Hallock v. Commissioner of Public Safety

372 N.W.2d 82 | Minn. Ct. App. | 1985

372 N.W.2d 82 (1985)

Brian Ames HALLOCK, Petitioner, Appellant,
v.
COMMISSIONER OF PUBLIC SAFETY, Respondent.

No. CX-84-2248.

Court of Appeals of Minnesota.

August 6, 1985.

Leon R. Bissonette, Wayzata, for appellant.

Hubert H. Humphrey, III, Atty. Gen., Mary B. Magnuson, Asst. Atty. Gen., St. Paul, for respondent.

Heard, considered and decided by LESLIE, P.J., and FOLEY and HUSPENI, JJ.

OPINION

LESLIE, Judge.

Brian A. Hallock appeals the order of the trial court sustaining the revocation of his driving privileges. We affirm.

FACTS

On September 28, 1984, at approximately 11:23 p.m., appellant Brian Hallock was arrested by a Richfield police officer for driving while under the influence of alcohol in violation of Minn.Stat. § 169.121 (1984).

The police officer took appellant to the Richfield Public Safety Department and read him their Implied Consent Advisory which included the following statement:

After submitting to testing or deciding not to submit to testing you have the right to consult with an attorney and to have additional tests made by a person of your own choosing. Your decision whether or not to submit to testing is final and may not be changed following any conversation with your attorney. (Emphasis added.)

The officer asked appellant to submit to a breath test. Appellant decided not to do so, admitting he understood the information *83 on the advisory form. Appellant contends he was never offered an opportunity to consult with an attorney prior to the decision on testing. After his refusal to submit to testing, Hallock's driver's license was revoked for one year.

ISSUE

Did the trial court err by sustaining the revocation of Hallock's license?

ANALYSIS

1. Appellant contends his license revocation should be rescinded since he was not given the opportunity to speak with his attorney before deciding whether to submit to chemical testing.

In Nyflot v. Commissioner of Public Safety, 369 N.W.2d 512 (Minn.1985), the Minnesota Supreme Court ruled that the implied consent advisory established by the legislature in Minn.Stat. § 169.123, subd. 2 (1984) effectively abolished the limited right to counsel previously recognized in Prideaux v. State, Department of Public Safety, 310 Minn. 405, 247 N.W.2d 385 (1976).
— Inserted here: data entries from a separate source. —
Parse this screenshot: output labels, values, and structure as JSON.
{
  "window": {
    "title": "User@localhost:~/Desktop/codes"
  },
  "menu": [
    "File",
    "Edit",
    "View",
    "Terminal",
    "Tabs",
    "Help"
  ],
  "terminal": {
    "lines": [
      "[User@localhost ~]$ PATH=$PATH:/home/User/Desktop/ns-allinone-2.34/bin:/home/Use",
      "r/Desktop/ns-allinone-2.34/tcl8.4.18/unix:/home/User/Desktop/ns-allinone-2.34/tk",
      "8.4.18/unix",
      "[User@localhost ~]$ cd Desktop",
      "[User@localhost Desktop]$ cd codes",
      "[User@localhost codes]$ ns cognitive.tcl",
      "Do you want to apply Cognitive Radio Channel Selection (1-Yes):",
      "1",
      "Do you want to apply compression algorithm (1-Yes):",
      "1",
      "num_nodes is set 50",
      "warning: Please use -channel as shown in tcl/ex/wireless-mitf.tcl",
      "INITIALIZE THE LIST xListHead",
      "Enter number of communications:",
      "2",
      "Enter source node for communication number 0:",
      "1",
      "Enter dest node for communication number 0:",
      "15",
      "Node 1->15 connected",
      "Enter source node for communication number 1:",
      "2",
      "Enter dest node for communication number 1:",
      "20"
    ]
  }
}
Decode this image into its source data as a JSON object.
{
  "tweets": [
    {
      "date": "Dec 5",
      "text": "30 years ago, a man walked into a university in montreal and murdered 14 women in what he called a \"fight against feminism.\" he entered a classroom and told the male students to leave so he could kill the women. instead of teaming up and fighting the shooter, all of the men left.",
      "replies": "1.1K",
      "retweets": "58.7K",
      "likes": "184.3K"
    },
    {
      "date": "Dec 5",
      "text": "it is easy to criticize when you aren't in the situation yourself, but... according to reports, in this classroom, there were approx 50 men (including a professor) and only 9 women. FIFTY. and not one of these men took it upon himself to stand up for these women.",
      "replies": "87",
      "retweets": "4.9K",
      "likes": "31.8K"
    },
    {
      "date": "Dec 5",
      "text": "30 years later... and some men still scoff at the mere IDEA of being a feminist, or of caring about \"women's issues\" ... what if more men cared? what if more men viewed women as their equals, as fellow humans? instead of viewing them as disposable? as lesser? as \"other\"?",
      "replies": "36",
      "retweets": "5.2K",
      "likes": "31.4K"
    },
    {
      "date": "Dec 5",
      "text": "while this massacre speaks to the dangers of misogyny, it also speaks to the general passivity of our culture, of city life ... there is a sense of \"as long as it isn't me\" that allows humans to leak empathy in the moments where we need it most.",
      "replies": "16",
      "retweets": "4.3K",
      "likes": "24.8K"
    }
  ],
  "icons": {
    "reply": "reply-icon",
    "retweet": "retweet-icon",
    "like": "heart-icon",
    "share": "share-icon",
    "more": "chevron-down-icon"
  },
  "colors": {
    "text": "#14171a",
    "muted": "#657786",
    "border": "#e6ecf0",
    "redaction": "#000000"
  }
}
Nyflot is controlling here, so the trial court properly refused to rescind the revocation of Hallock's license.

2. Appellant also argues that the Richfield police added language to the statutory implied consent advisory which was confusing and discouraged him from seeking advice of counsel. Hallock was advised:

After submitting to testing or deciding not to submit to testing you have the right to consult with an attorney and to have additional tests made by a person of your own choosing. Your decision whether or not to submit to testing is final and may not be changed following any conversation with your attorney. (Emphasis added.)

Uniformity in giving the implied consent advisory is highly encouraged. In fact, we recommend that police officers read the exact words of the statute in order to avoid any possibility of confusion or improper deviation from the statute. See Minn.Stat. § 169.123, subd. 2.

However, we cannot say that this added sentence was an incorrect statement of the Minnesota law, or so confusing as to render the advisory illegal. See Holtz v. Commissioner of Public Safety, 340 N.W.2d 363, 365-66 (Minn.Ct.App.1983). Therefore there was no prejudice, and the trial court's decision is affirmed.

DECISION

We affirm the decision of the trial court.